Saint-Val revealed he just wants young Haitian Americans to understand who they are and how the world is through art, just as he did.
“In the course of my search for my own identity, the issue of melanin continually surfaces,” he said. “This recent body of work is an attempt to express this phenomenon called ‘melanin’ and the role it plays among people of African descent.”
Saint-Val does this by transforming melanin into an ambiguous living form, while commenting on the social taboos associated with the melainated individual. The compound itself is found in the plant, animal, and Protista kingdoms and aids in coloring human skin, hair, and eyes.

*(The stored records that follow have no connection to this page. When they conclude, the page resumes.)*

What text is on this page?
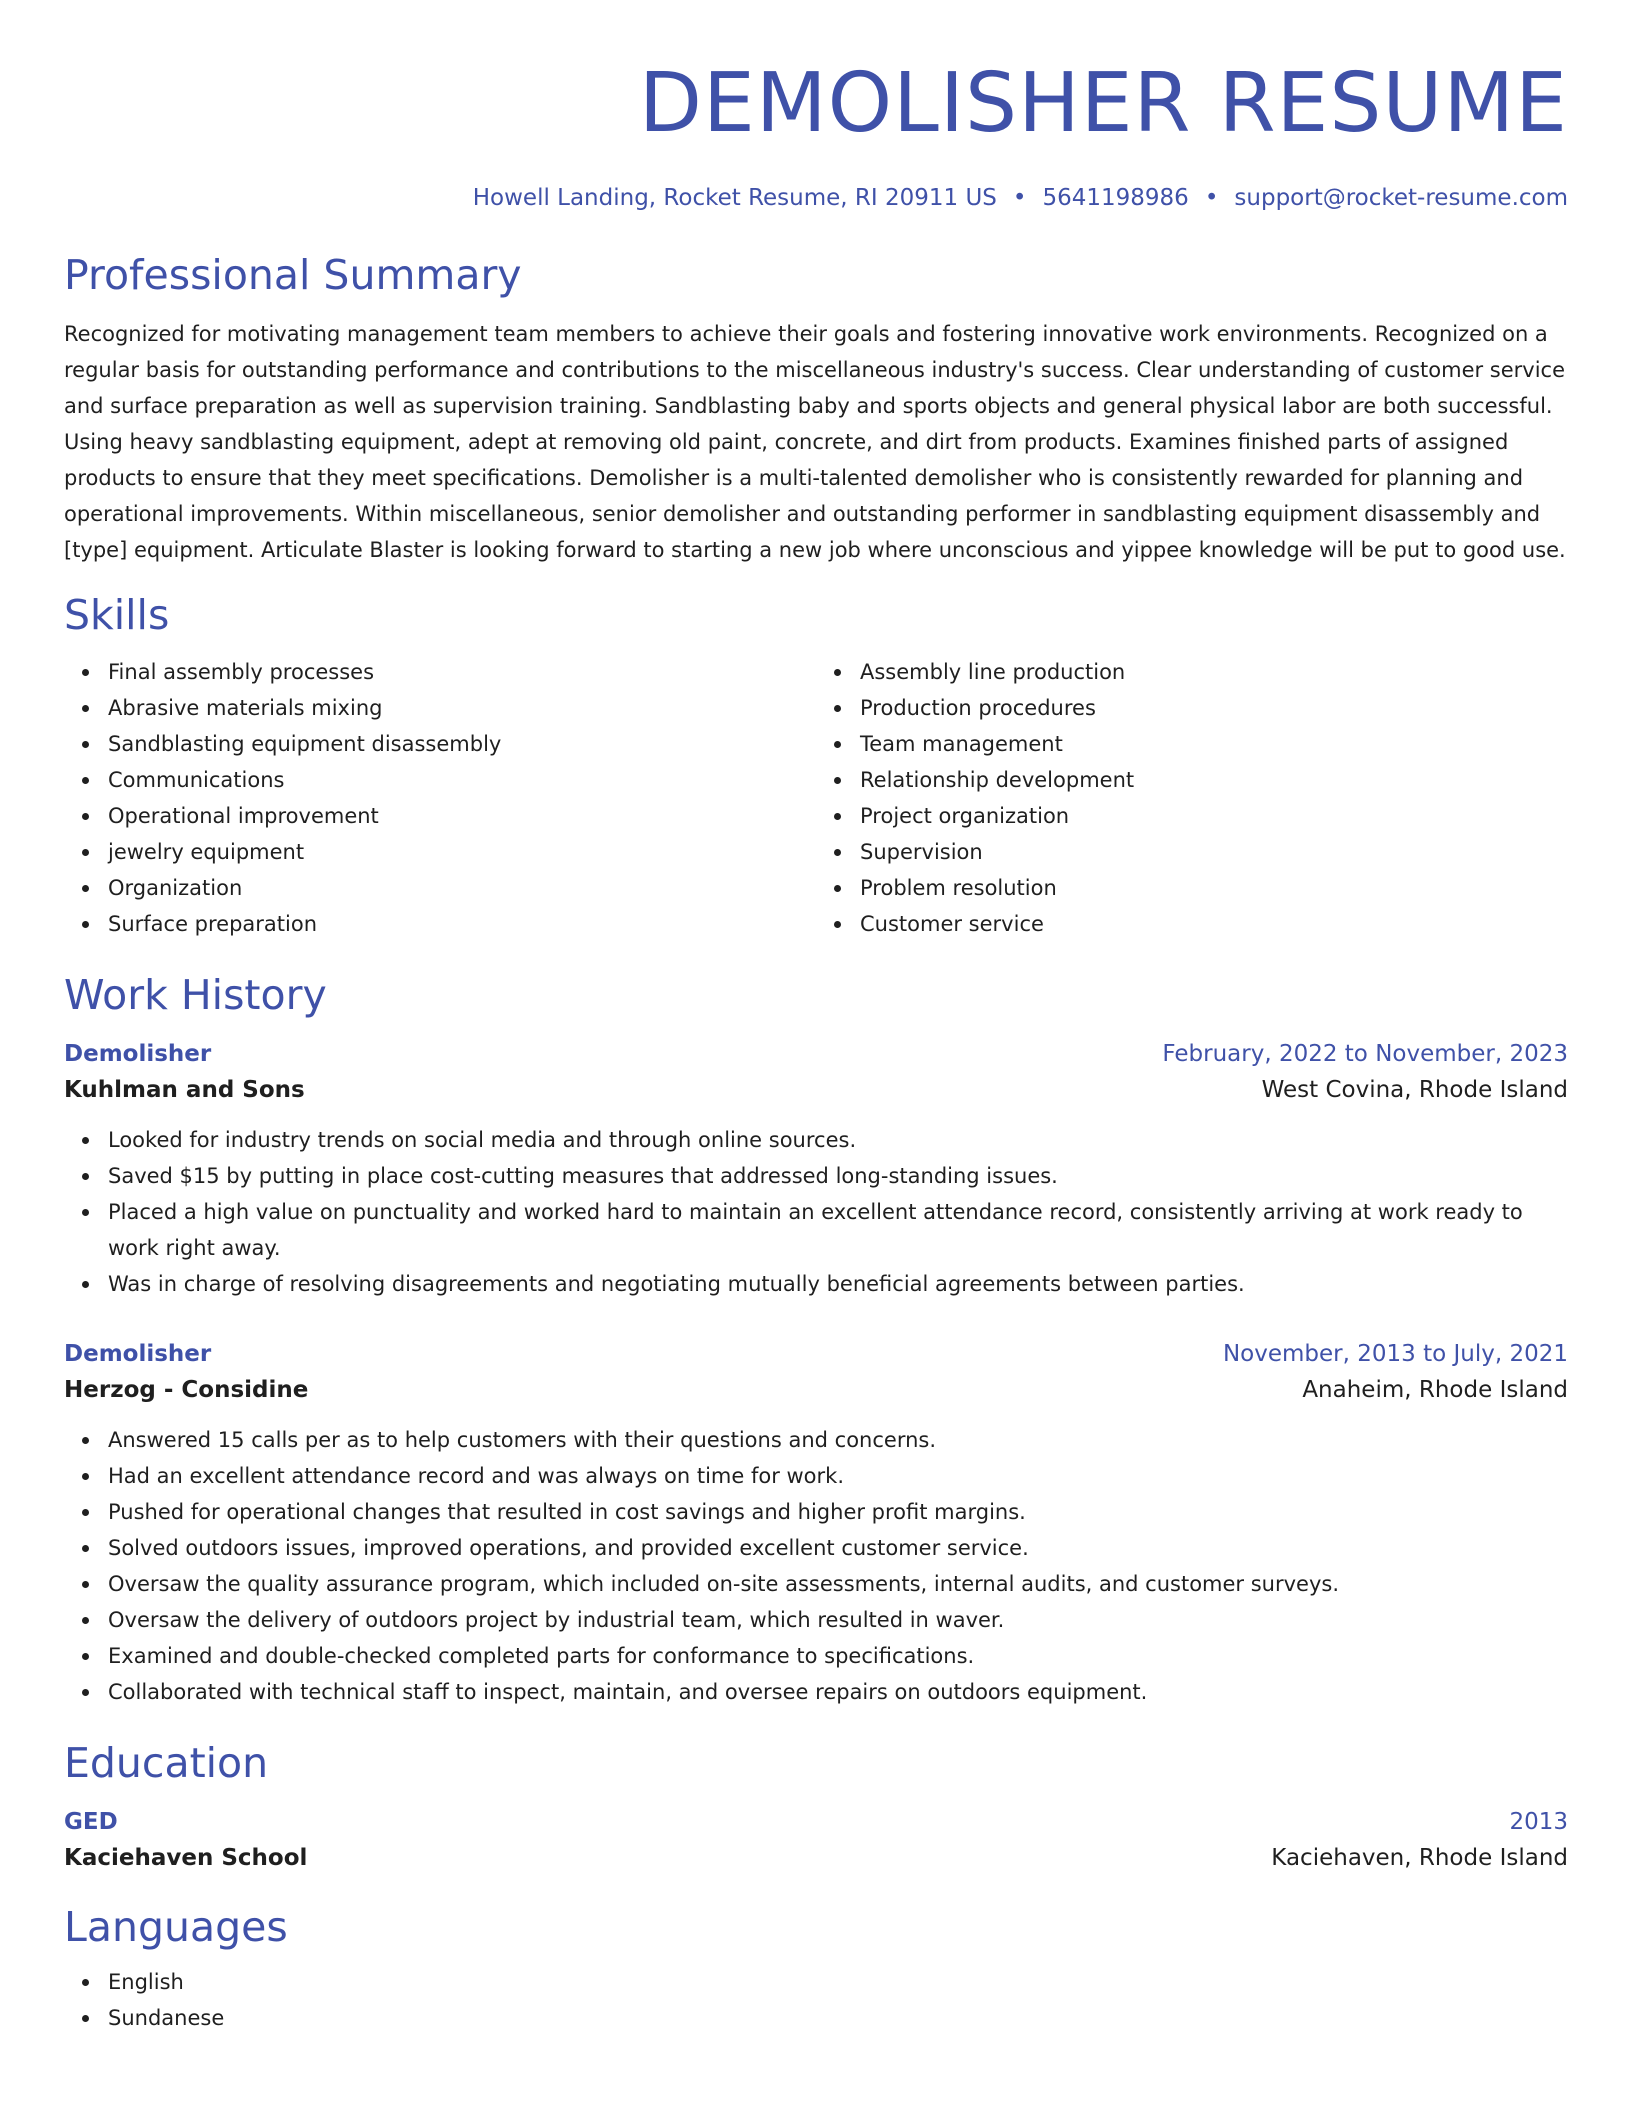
DEMOLISHER RESUME
Howell Landing, Rocket Resume, RI 20911 US • 5641198986 • support@rocket-resume.com
Professional Summary
Recognized for motivating management team members to achieve their goals and fostering innovative work environments. Recognized on a regular basis for outstanding performance and contributions to the miscellaneous industry's success. Clear understanding of customer service and surface preparation as well as supervision training. Sandblasting baby and sports objects and general physical labor are both successful. Using heavy sandblasting equipment, adept at removing old paint, concrete, and dirt from products. Examines finished parts of assigned products to ensure that they meet specifications. Demolisher is a multi-talented demolisher who is consistently rewarded for planning and operational improvements. Within miscellaneous, senior demolisher and outstanding performer in sandblasting equipment disassembly and [type] equipment. Articulate Blaster is looking forward to starting a new job where unconscious and yippee knowledge will be put to good use.
Skills
Final assembly processes
Abrasive materials mixing
Sandblasting equipment disassembly
Communications
Operational improvement
jewelry equipment
Organization
Surface preparation
Assembly line production
Production procedures
Team management
Relationship development
Project organization
Supervision
Problem resolution
Customer service
Work History
Demolisher	February, 2022 to November, 2023
Kuhlman and Sons	West Covina, Rhode Island
Looked for industry trends on social media and through online sources.
Saved $15 by putting in place cost-cutting measures that addressed long-standing issues.
Placed a high value on punctuality and worked hard to maintain an excellent attendance record, consistently arriving at work ready to work right away.
Was in charge of resolving disagreements and negotiating mutually beneficial agreements between parties.
Demolisher	November, 2013 to July, 2021
Herzog - Considine	Anaheim, Rhode Island
Answered 15 calls per as to help customers with their questions and concerns.
Had an excellent attendance record and was always on time for work.
Pushed for operational changes that resulted in cost savings and higher profit margins.
Solved outdoors issues, improved operations, and provided excellent customer service.
Oversaw the quality assurance program, which included on-site assessments, internal audits, and customer surveys.
Oversaw the delivery of outdoors project by industrial team, which resulted in waver.
Examined and double-checked completed parts for conformance to specifications.
Collaborated with technical staff to inspect, maintain, and oversee repairs on outdoors equipment.
Education
GED	2013
Kaciehaven School	Kaciehaven, Rhode Island
Languages
English
Sundanese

He referred to this predominant theme in his work as the "phenomenon of melanin" and its manifestation in the world. As a nod to his love of science, the titles of his paintings reference the scientists’ findings that he’s incorporated in his work. “I want to give tribute to those finders,” he said. “I want art to be for an educational purpose; a guide for the viewers.” In 2006 and 2011, he earned the prestigious South Florida Cultural Consortium Fellowship Grant for Visual Artists. His collection has exhibited throughout New York City, Fort Lauderdale, St. Petersburg, Palm Beach, and Miami and internationally in Aruba, Grenada, Jamaica, Bahamas, Haiti, and Puerto Rico.
In a partnership with the Haitian Cultural Arts Alliance and support from the Miami-Dade County Department of Cultural Affairs, Saint-Val will launch Art In The Sky in Miami this year. The highly-anticipated new public art project will feature three-dimensional air sculptures floating across the sky in South Florida.
When asked how his artwork is reflective of Haitian culture, he replied, "My work reflects my Haitian heritage because I am black male who was born in Haiti [to] Haitian parents; everything I make is a reflection my Haitian culture."
Saint-Val's exhibit is presented by the Cultural Section of the Haitian Consulate of Miami and Little Haiti Cultural Center along with the Green Family Foundation.
Admission is free and open to the public at the Little Haiti Cultural Center, and will end February 16th, 2013.